Photo by Alice Carrier, Flickr

Gravy, curry, casserole, beef stew ─ some of humanity’s most comforting, aromatic foods are the least photogenic. At Serious Eats, Kat Kinsman analyzes America’s obsession with culinary appearances and makes the case for learning to measure food by other, non-visual standards.

I’ve been thinking about ugly food, and ugly things in general, for an awfully long time now. I still remember using my post as a high school yearbook editor to make sure the wallflower kids were just as well represented as the tall poppies in our class. Sure, they weren’t the prettiest of the bunch, but I felt a certain solidarity with them. I knew we had a special value all our own. As a girl who figured I’d never measure up as lovely enough (mostly because so many people flat-out told me so), I had always identified with the ugly and the overlooked—the teddy bear with the wonky eye, the holey thrift store dress. I understood these things. I celebrated them.

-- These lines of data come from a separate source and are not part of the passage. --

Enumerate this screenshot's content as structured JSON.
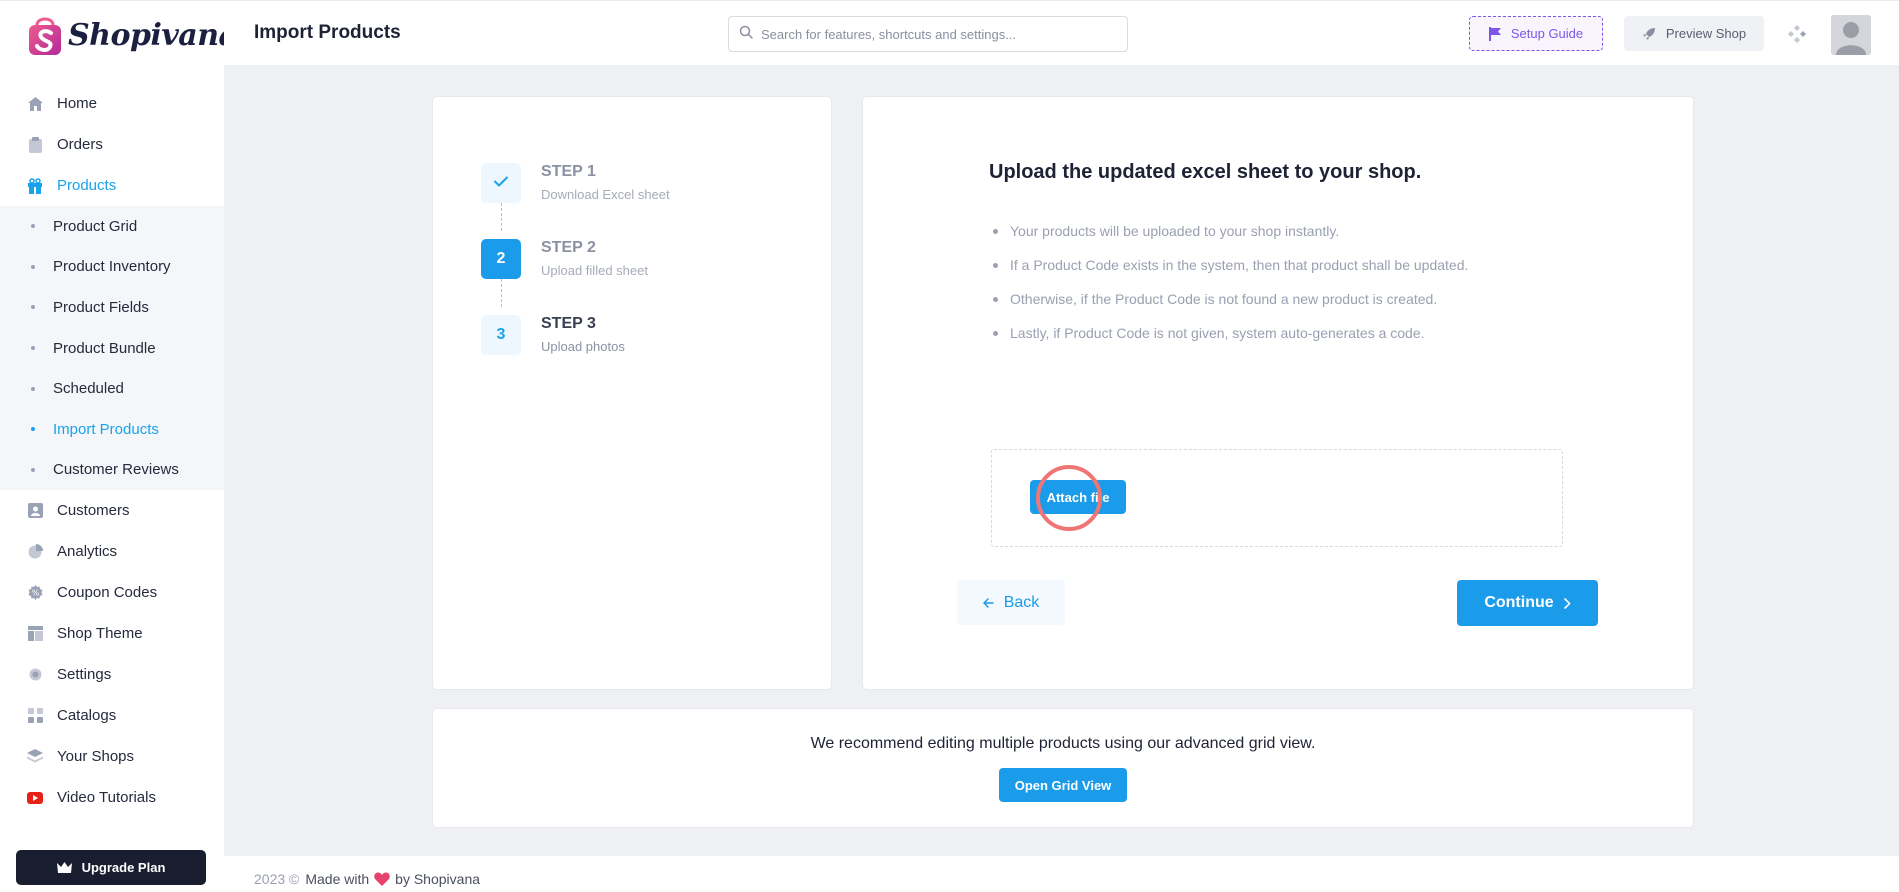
{
  "brand": {
    "name": "Shopivana"
  },
  "header": {
    "title": "Import Products",
    "search_placeholder": "Search for features, shortcuts and settings...",
    "setup_guide": "Setup Guide",
    "preview_shop": "Preview Shop"
  },
  "sidebar": {
    "items": [
      {
        "label": "Home",
        "icon": "home-icon"
      },
      {
        "label": "Orders",
        "icon": "clipboard-icon"
      },
      {
        "label": "Products",
        "icon": "gift-icon",
        "active": true
      }
    ],
    "products_sub": [
      {
        "label": "Product Grid"
      },
      {
        "label": "Product Inventory"
      },
      {
        "label": "Product Fields"
      },
      {
        "label": "Product Bundle"
      },
      {
        "label": "Scheduled"
      },
      {
        "label": "Import Products",
        "active": true
      },
      {
        "label": "Customer Reviews"
      }
    ],
    "items_after": [
      {
        "label": "Customers",
        "icon": "user-card-icon"
      },
      {
        "label": "Analytics",
        "icon": "pie-chart-icon"
      },
      {
        "label": "Coupon Codes",
        "icon": "coupon-icon"
      },
      {
        "label": "Shop Theme",
        "icon": "layout-icon"
      },
      {
        "label": "Settings",
        "icon": "gear-icon"
      },
      {
        "label": "Catalogs",
        "icon": "catalog-icon"
      },
      {
        "label": "Your Shops",
        "icon": "layers-icon"
      },
      {
        "label": "Video Tutorials",
        "icon": "youtube-icon"
      }
    ],
    "upgrade_label": "Upgrade Plan"
  },
  "steps": [
    {
      "badge": "",
      "title": "STEP 1",
      "subtitle": "Download Excel sheet",
      "state": "done"
    },
    {
      "badge": "2",
      "title": "STEP 2",
      "subtitle": "Upload filled sheet",
      "state": "current"
    },
    {
      "badge": "3",
      "title": "STEP 3",
      "subtitle": "Upload photos",
      "state": "next"
    }
  ],
  "upload": {
    "title": "Upload the updated excel sheet to your shop.",
    "bullets": [
      "Your products will be uploaded to your shop instantly.",
      "If a Product Code exists in the system, then that product shall be updated.",
      "Otherwise, if the Product Code is not found a new product is created.",
      "Lastly, if Product Code is not given, system auto-generates a code."
    ],
    "attach_label": "Attach file",
    "back_label": "Back",
    "continue_label": "Continue"
  },
  "grid_promo": {
    "text": "We recommend editing multiple products using our advanced grid view.",
    "button": "Open Grid View"
  },
  "footer": {
    "year": "2023 ©",
    "made_with": "Made with",
    "by": "by Shopivana"
  },
  "colors": {
    "accent": "#1a9cea",
    "setup_purple": "#7d55e8",
    "dark": "#181d2f",
    "heart": "#e8436e",
    "youtube": "#e62117"
  }
}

The foods that pleased me the most were the objectively ugly ones: the stews, gravies, gumbos, curries, goulashes, mashes, braises, and sauces that were cooked long and low until they slumped and thickened. Maybe I knew that these foods, like all the ugly ducklings in this world, had to work harder to get their proper due. It takes time and effort to transubstantiate flour and fat into cocoa-dark roux, a rough hunk of muscle into sumptuous brisket, and raw, tough leaves and tops into sweet, savory greens. Time, it seems, can make some foods taste like heaven, and look like hell.